Daisy Cook is a British painter of landscape and still life.
Cook creates abstracted paintings that take landscape as their subject without being explicitly topographical or descriptive. In fact, the meeting points of land, sea and sky have long been a focus for her. There is a subtlety of surface and depth, texture and light. Her landscapes are quiet and contemplative interpretations of natural environments and her interiors are equally as experiential, created by dragging, dripping and pouring oil paint that is rich in earth pigments. In all her work, Cook looks for new methods to build tensions between shapes, with the paintings made slowly and revealing themselves over time. Some areas are ambiguous and veiled, others clear and sharp. The experience of motherhood, ‘the most tender thing I’ve ever felt’, has undoubtedly fed into her work, as well as having focused and polarized her studio activity.

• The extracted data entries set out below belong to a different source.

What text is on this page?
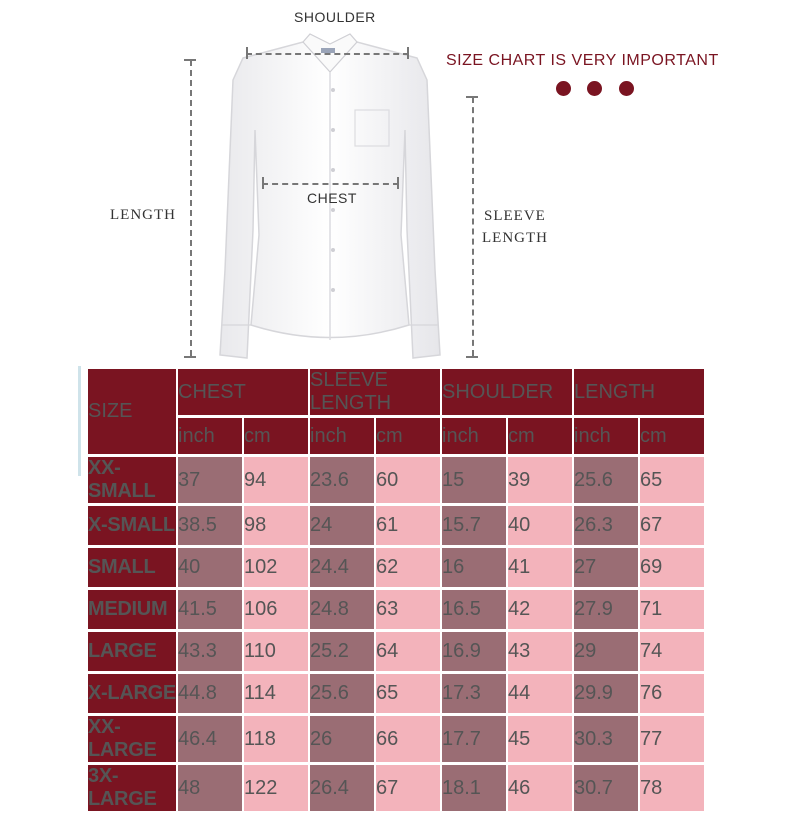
SHOULDER
CHEST
LENGTH	SLEEVE
LENGTH
SIZE CHART IS VERY IMPORTANT
SIZE	CHEST		SLEEVE LENGTH		SHOULDER		LENGTH	
	inch	cm	inch	cm	inch	cm	inch	cm
XX-SMALL	37	94	23.6	60	15	39	25.6	65
X-SMALL	38.5	98	24	61	15.7	40	26.3	67
SMALL	40	102	24.4	62	16	41	27	69
MEDIUM	41.5	106	24.8	63	16.5	42	27.9	71
LARGE	43.3	110	25.2	64	16.9	43	29	74
X-LARGE	44.8	114	25.6	65	17.3	44	29.9	76
XX-LARGE	46.4	118	26	66	17.7	45	30.3	77
3X-LARGE	48	122	26.4	67	18.1	46	30.7	78
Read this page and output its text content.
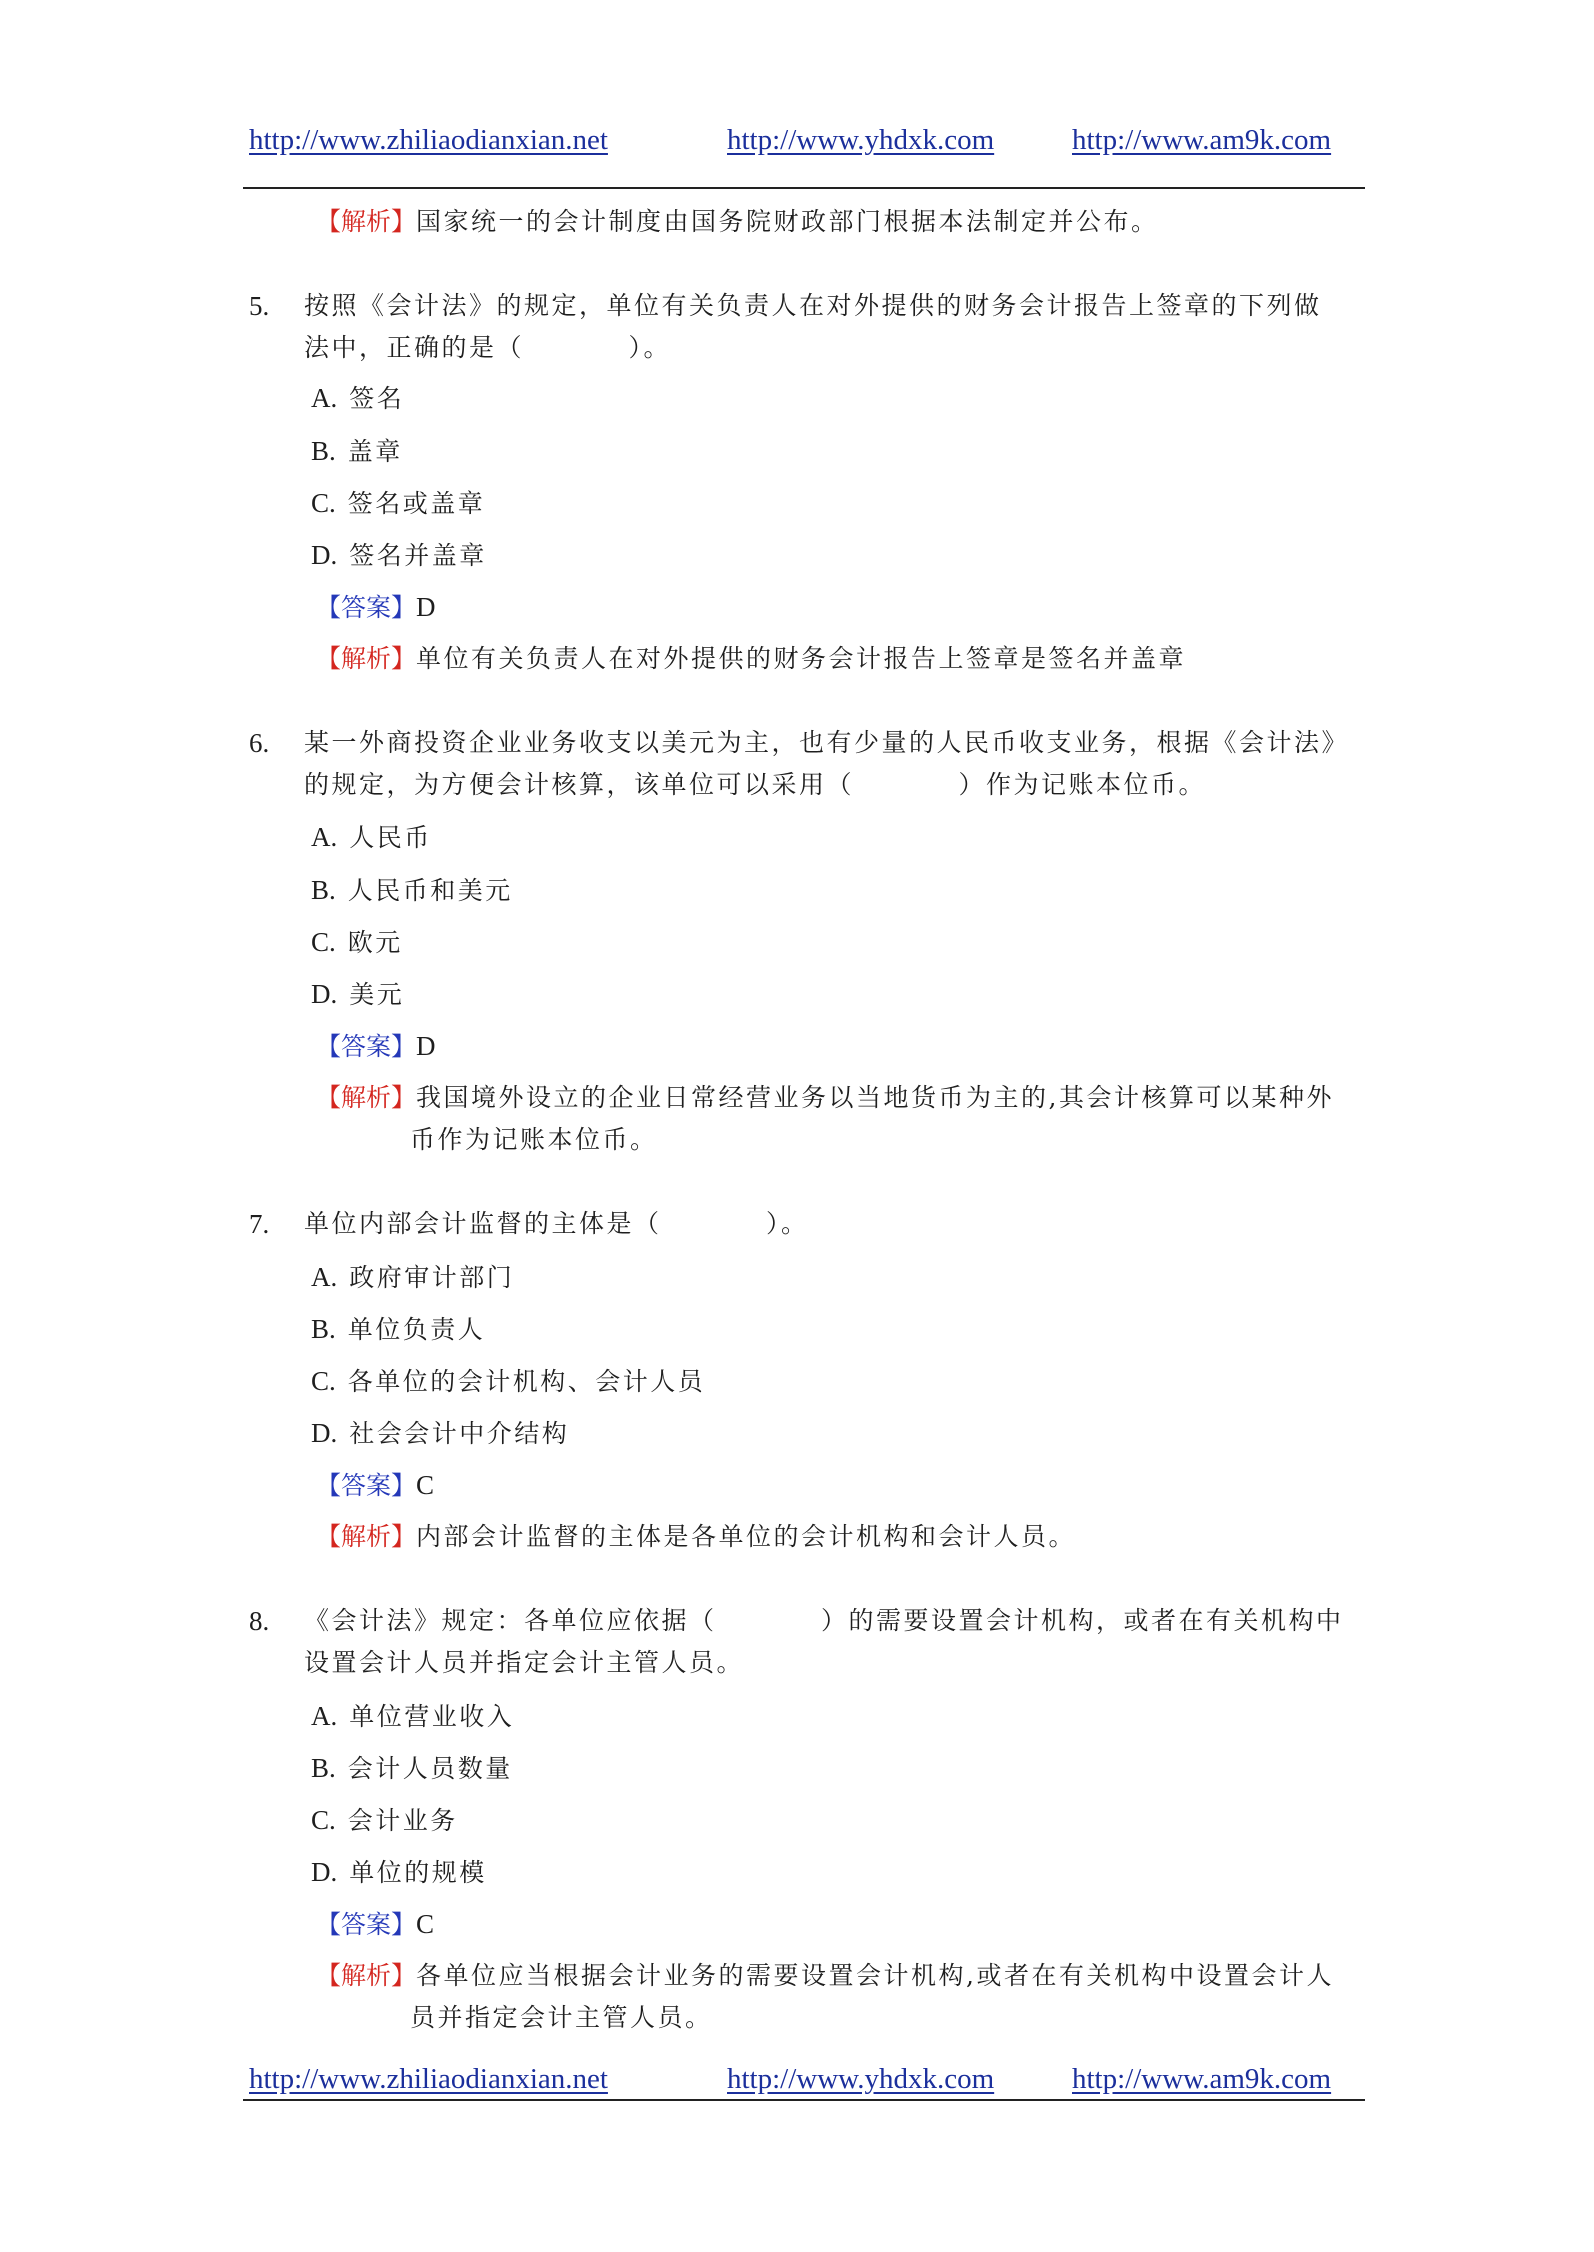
http://www.zhiliaodianxian.net	http://www.yhdxk.com	http://www.am9k.com
【解析】国家统一的会计制度由国务院财政部门根据本法制定并公布。
5. 按照《会计法》的规定，单位有关负责人在对外提供的财务会计报告上签章的下列做
法中，正确的是（          ）。
A. 签名
B. 盖章
C. 签名或盖章
D. 签名并盖章
【答案】D
【解析】单位有关负责人在对外提供的财务会计报告上签章是签名并盖章
6. 某一外商投资企业业务收支以美元为主，也有少量的人民币收支业务，根据《会计法》
的规定，为方便会计核算，该单位可以采用（          ）作为记账本位币。
A. 人民币
B. 人民币和美元
C. 欧元
D. 美元
【答案】D
【解析】我国境外设立的企业日常经营业务以当地货币为主的,其会计核算可以某种外
币作为记账本位币。
7. 单位内部会计监督的主体是（          ）。
A. 政府审计部门
B. 单位负责人
C. 各单位的会计机构、会计人员
D. 社会会计中介结构
【答案】C
【解析】内部会计监督的主体是各单位的会计机构和会计人员。
8. 《会计法》规定：各单位应依据（          ）的需要设置会计机构，或者在有关机构中
设置会计人员并指定会计主管人员。
A. 单位营业收入
B. 会计人员数量
C. 会计业务
D. 单位的规模
【答案】C
【解析】各单位应当根据会计业务的需要设置会计机构,或者在有关机构中设置会计人
员并指定会计主管人员。
http://www.zhiliaodianxian.net	http://www.yhdxk.com	http://www.am9k.com
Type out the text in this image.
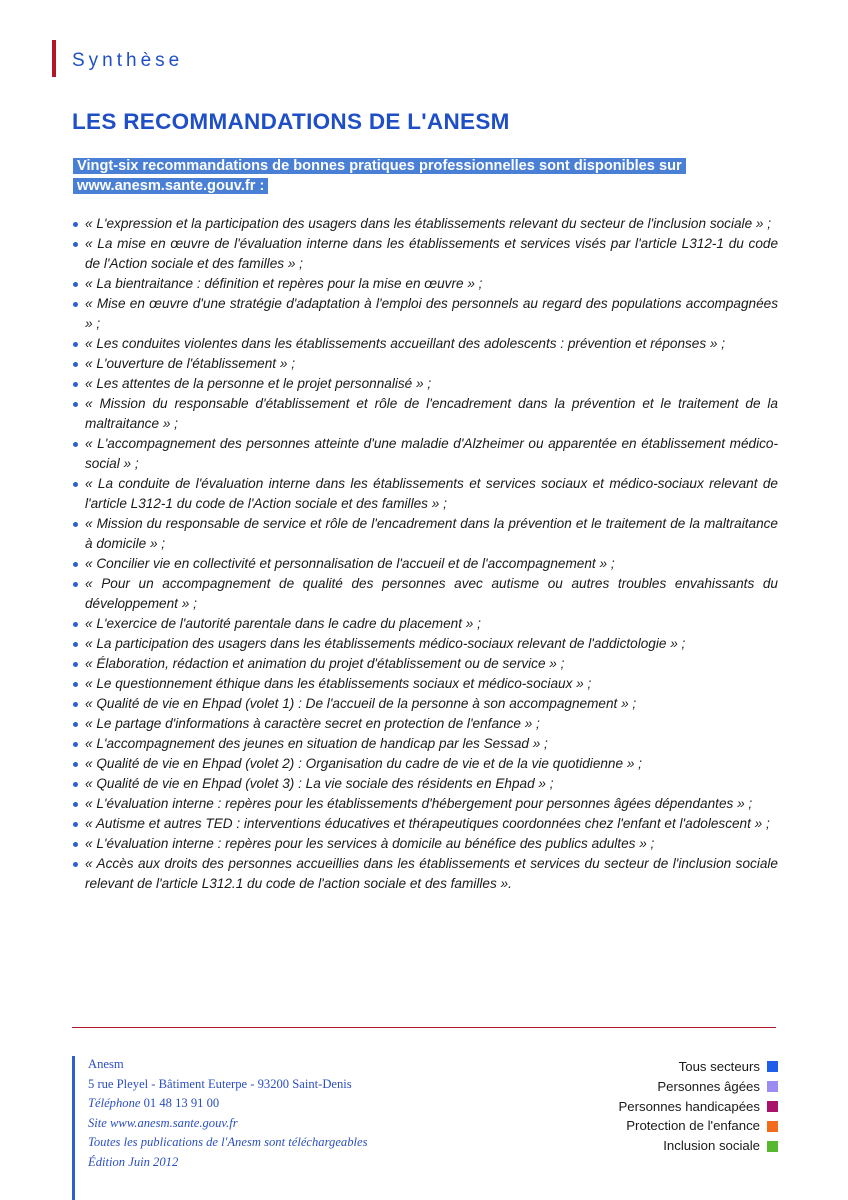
Synthèse
LES RECOMMANDATIONS DE L'ANESM
Vingt-six recommandations de bonnes pratiques professionnelles sont disponibles sur
www.anesm.sante.gouv.fr :
« L'expression et la participation des usagers dans les établissements relevant du secteur de l'inclusion sociale » ;
« La mise en œuvre de l'évaluation interne dans les établissements et services visés par l'article L312-1 du code de l'Action sociale et des familles » ;
« La bientraitance : définition et repères pour la mise en œuvre » ;
« Mise en œuvre d'une stratégie d'adaptation à l'emploi des personnels au regard des populations accompagnées » ;
« Les conduites violentes dans les établissements accueillant des adolescents : prévention et réponses » ;
« L'ouverture de l'établissement » ;
« Les attentes de la personne et le projet personnalisé » ;
« Mission du responsable d'établissement et rôle de l'encadrement dans la prévention et le traitement de la maltraitance » ;
« L'accompagnement des personnes atteinte d'une maladie d'Alzheimer ou apparentée en établissement médico-social » ;
« La conduite de l'évaluation interne dans les établissements et services sociaux et médico-sociaux relevant de l'article L312-1 du code de l'Action sociale et des familles » ;
« Mission du responsable de service et rôle de l'encadrement dans la prévention et le traitement de la maltraitance à domicile » ;
« Concilier vie en collectivité et personnalisation de l'accueil et de l'accompagnement » ;
« Pour un accompagnement de qualité des personnes avec autisme ou autres troubles envahissants du développement » ;
« L'exercice de l'autorité parentale dans le cadre du placement » ;
« La participation des usagers dans les établissements médico-sociaux relevant de l'addictologie » ;
« Élaboration, rédaction et animation du projet d'établissement ou de service » ;
« Le questionnement éthique dans les établissements sociaux et médico-sociaux » ;
« Qualité de vie en Ehpad (volet 1) : De l'accueil de la personne à son accompagnement » ;
« Le partage d'informations à caractère secret en protection de l'enfance » ;
« L'accompagnement des jeunes en situation de handicap par les Sessad » ;
« Qualité de vie en Ehpad (volet 2) : Organisation du cadre de vie et de la vie quotidienne » ;
« Qualité de vie en Ehpad (volet 3) : La vie sociale des résidents en Ehpad » ;
« L'évaluation interne : repères pour les établissements d'hébergement pour personnes âgées dépendantes » ;
« Autisme et autres TED : interventions éducatives et thérapeutiques coordonnées chez l'enfant et l'adolescent » ;
« L'évaluation interne : repères pour les services à domicile au bénéfice des publics adultes » ;
« Accès aux droits des personnes accueillies dans les établissements et services du secteur de l'inclusion sociale relevant de l'article L312.1 du code de l'action sociale et des familles ».
Anesm
5 rue Pleyel - Bâtiment Euterpe - 93200 Saint-Denis
Téléphone 01 48 13 91 00
Site www.anesm.sante.gouv.fr
Toutes les publications de l'Anesm sont téléchargeables
Édition Juin 2012
Tous secteurs
Personnes âgées
Personnes handicapées
Protection de l'enfance
Inclusion sociale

'Through a suggestion of silvery clouds and mudflat she evokes a littoral: not a specific view or portrait of a place, but a larger statement about this type of country as a habitat for the spirit, a place where the imagination may soar. Photographs are used as reference, but the key energy of these paintings resides in Cook's singular ability to recognize and identify the extraordinary in the ordinary. Her particular quality of recognition breathes through these images, animating them. Intuition and chance play their part, but they would be inert without the guiding principle of the artist's vision.'
Andrew Lambirth, May 2006
'Cook aims at capturing the experience of being in a particular landscape or of swimming in its waters. Her paintings resemble thresholds, veils of colour and light filtered through a memory.'
Cook's works are in the collection of the Bank of England, Heckfield Place; La Caixa Bank; Majorca One Aldwych; Manhattan Loft Corporation; The Great Eastern Hotel; Hoffman Investment Management; and the Royal Free Hospital, London. Her work has been shown at the Royal Academy, Mall Galleries, Pump House Gallery, Battersea Park, Sibyl Colefax and John Fowler and Berkeley Square.